Derek Francis, a longtime counselor who has worked in Minneapolis public schools, wants local children to know that the diversity they witness in their schools today results from a complex journey.
“I have a daughter and she’s 6 years old and I’ve been enjoying reading with her so much,” said Francis, who now works at BrightWorks Professional Development, a group that provides educational services and programs to more than 50 Twin Cities school districts. “And so it kind of just clicked around what it would look like for children in schools to learn about this history, especially because I didn’t get that chance to learn growing up.”
Francis is not only the author of “Our First Bus Ride,” a new children’s book that details the groundbreaking desegregation effort known as Hale-Field Pairing that involved two elementary schools in south Minneapolis in 1971. He is also the producer of a documentary, “Separate Not Equal: Minnesota’s Integration Story.”

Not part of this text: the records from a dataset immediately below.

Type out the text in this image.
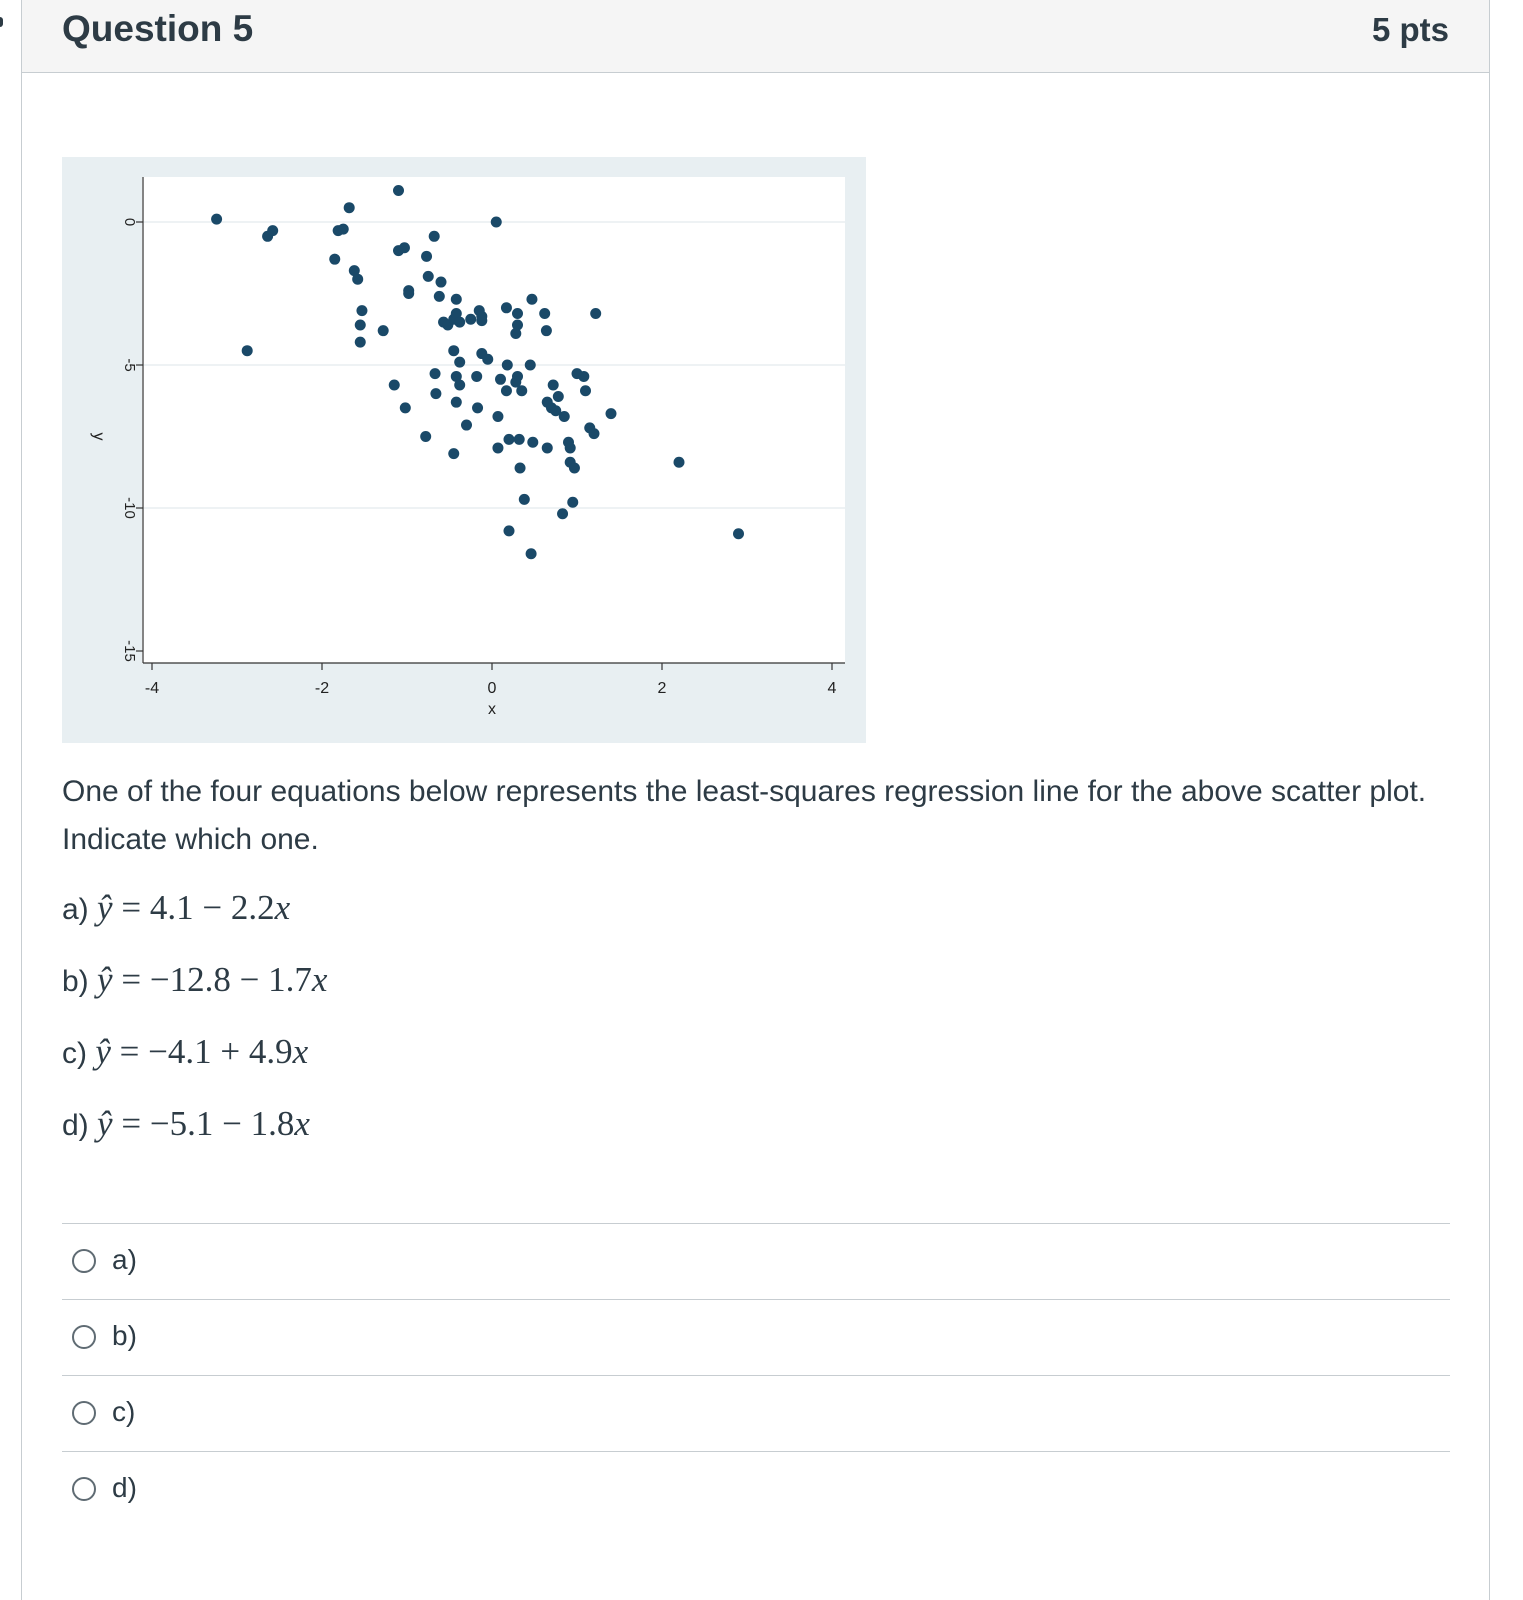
Question 5	5 pts
0
-5
-10
-15
-4	-2	0	2	4
x
y
One of the four equations below represents the least-squares regression line for the above scatter plot. Indicate which one.
a) ŷ = 4.1 − 2.2x
b) ŷ = −12.8 − 1.7x
c) ŷ = −4.1 + 4.9x
d) ŷ = −5.1 − 1.8x
a)
b)
c)
d)
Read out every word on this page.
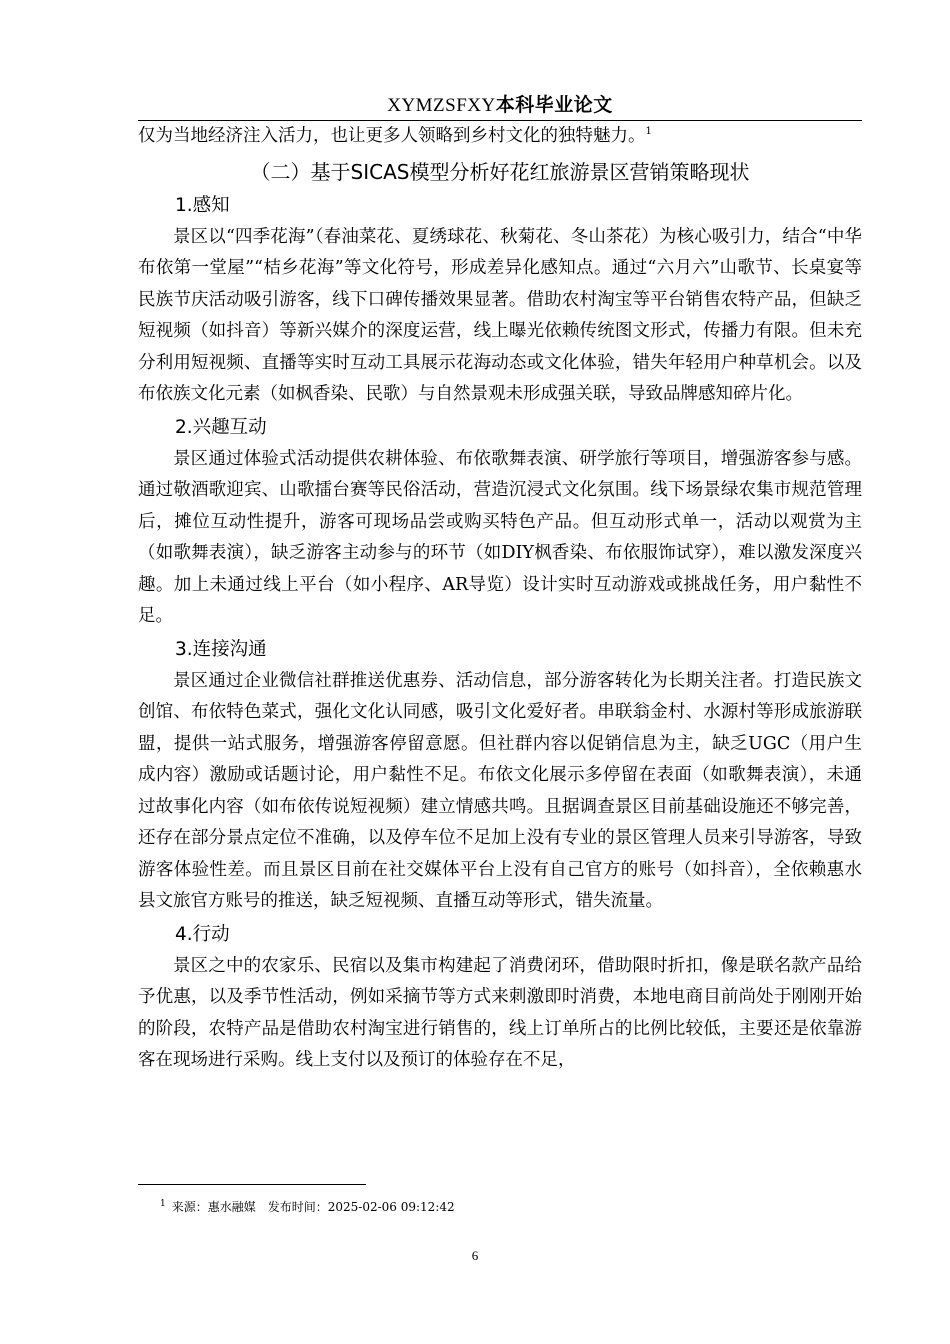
XYMZSFXY本科毕业论文

仅为当地经济注入活力，也让更多人领略到乡村文化的独特魅力。$^1$

（二）基于SICAS模型分析好花红旅游景区营销策略现状
1.感知

景区以“四季花海”（春油菜花、夏绣球花、秋菊花、冬山茶花）为核心吸引力，结合“中华布依第一堂屋”“桔乡花海”等文化符号，形成差异化感知点。通过“六月六”山歌节、长桌宴等民族节庆活动吸引游客，线下口碑传播效果显著。借助农村淘宝等平台销售农特产品，但缺乏短视频（如抖音）等新兴媒介的深度运营，线上曝光依赖传统图文形式，传播力有限。但未充分利用短视频、直播等实时互动工具展示花海动态或文化体验，错失年轻用户种草机会。以及布依族文化元素（如枫香染、民歌）与自然景观未形成强关联，导致品牌感知碎片化。

2.兴趣互动

景区通过体验式活动提供农耕体验、布依歌舞表演、研学旅行等项目，增强游客参与感。通过敬酒歌迎宾、山歌擂台赛等民俗活动，营造沉浸式文化氛围。线下场景绿农集市规范管理后，摊位互动性提升，游客可现场品尝或购买特色产品。但互动形式单一，活动以观赏为主（如歌舞表演），缺乏游客主动参与的环节（如DIY枫香染、布依服饰试穿），难以激发深度兴趣。加上未通过线上平台（如小程序、AR导览）设计实时互动游戏或挑战任务，用户黏性不足。

3.连接沟通

景区通过企业微信社群推送优惠券、活动信息，部分游客转化为长期关注者。打造民族文创馆、布依特色菜式，强化文化认同感，吸引文化爱好者。串联翁金村、水源村等形成旅游联盟，提供一站式服务，增强游客停留意愿。但社群内容以促销信息为主，缺乏UGC（用户生成内容）激励或话题讨论，用户黏性不足。布依文化展示多停留在表面（如歌舞表演），未通过故事化内容（如布依传说短视频）建立情感共鸣。且据调查景区目前基础设施还不够完善，还存在部分景点定位不准确，以及停车位不足加上没有专业的景区管理人员来引导游客，导致游客体验性差。而且景区目前在社交媒体平台上没有自己官方的账号（如抖音），全依赖惠水县文旅官方账号的推送，缺乏短视频、直播互动等形式，错失流量。

4.行动

景区之中的农家乐、民宿以及集市构建起了消费闭环，借助限时折扣，像是联名款产品给予优惠，以及季节性活动，例如采摘节等方式来刺激即时消费，本地电商目前尚处于刚刚开始的阶段，农特产品是借助农村淘宝进行销售的，线上订单所占的比例比较低，主要还是依靠游客在现场进行采购。线上支付以及预订的体验存在不足，

$^1$ 来源：惠水融媒　发布时间：2025-02-06 09:12:42
6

The Hale-Field program was met with hostility by many white parents who didn’t want their children to attend school with nonwhite kids or to acknowledge the inequities segregated schools had created. (More than 57% of Field students were Black and more than 98% of Hale students were white before the pairing.)
Both the book and the documentary discuss the new reality Molly Johnson, who is white, and Monica Lash, who is Black, experienced when the pairing happened. Hale was designated as a K-3 school, and Field had students in fourth through sixth grades.

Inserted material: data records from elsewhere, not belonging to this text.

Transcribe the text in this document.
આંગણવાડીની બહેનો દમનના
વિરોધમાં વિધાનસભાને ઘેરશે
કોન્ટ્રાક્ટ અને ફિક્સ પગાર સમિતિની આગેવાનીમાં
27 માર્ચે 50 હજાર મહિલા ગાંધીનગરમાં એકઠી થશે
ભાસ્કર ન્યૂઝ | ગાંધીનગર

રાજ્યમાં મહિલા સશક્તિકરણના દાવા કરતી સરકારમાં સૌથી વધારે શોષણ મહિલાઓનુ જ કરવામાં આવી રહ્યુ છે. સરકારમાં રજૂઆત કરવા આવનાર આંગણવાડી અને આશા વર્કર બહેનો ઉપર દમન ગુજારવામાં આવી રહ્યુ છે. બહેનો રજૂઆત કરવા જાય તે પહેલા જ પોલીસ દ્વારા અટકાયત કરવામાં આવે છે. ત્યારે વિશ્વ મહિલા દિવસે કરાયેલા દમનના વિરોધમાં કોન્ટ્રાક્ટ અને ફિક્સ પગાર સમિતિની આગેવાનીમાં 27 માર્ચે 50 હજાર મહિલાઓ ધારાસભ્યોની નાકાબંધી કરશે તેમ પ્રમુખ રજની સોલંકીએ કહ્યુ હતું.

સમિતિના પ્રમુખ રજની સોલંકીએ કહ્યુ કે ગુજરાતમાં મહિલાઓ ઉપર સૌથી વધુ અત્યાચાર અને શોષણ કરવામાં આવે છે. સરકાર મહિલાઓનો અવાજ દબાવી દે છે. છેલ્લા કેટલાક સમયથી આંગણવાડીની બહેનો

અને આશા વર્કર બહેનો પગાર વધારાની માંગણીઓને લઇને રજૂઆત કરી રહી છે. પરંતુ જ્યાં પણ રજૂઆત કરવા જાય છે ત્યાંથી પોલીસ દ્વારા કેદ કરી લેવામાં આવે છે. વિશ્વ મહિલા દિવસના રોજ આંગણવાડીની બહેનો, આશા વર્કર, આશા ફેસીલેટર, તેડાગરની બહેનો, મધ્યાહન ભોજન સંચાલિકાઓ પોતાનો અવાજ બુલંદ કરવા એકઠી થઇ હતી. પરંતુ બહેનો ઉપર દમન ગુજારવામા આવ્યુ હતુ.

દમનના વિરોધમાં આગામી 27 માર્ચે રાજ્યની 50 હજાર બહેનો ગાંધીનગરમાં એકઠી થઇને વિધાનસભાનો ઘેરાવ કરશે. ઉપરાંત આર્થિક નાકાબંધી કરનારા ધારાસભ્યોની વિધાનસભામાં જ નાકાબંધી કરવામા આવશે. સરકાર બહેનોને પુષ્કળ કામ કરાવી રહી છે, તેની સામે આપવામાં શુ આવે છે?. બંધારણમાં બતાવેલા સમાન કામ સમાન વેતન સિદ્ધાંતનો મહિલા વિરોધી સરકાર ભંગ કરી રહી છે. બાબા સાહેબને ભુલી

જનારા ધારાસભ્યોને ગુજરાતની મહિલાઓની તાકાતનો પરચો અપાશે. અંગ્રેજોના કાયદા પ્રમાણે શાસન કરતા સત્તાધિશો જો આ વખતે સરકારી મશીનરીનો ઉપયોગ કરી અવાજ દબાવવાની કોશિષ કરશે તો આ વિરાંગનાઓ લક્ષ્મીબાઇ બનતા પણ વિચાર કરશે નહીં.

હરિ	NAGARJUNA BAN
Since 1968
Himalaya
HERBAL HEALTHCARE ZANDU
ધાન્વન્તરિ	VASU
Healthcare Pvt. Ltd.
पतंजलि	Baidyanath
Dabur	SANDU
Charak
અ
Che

The two women were friends before the pairing, but the new program changed both of their lives.
“I think the first indication that there was something different was there were reporters at the bus stop and they had the big camera,” Johnson said in the documentary about the first day of school in 1971. “And that was different.”
For Lash, moving into a formerly predominately white school showed her the stark differences in resources distributed to schools in Minneapolis.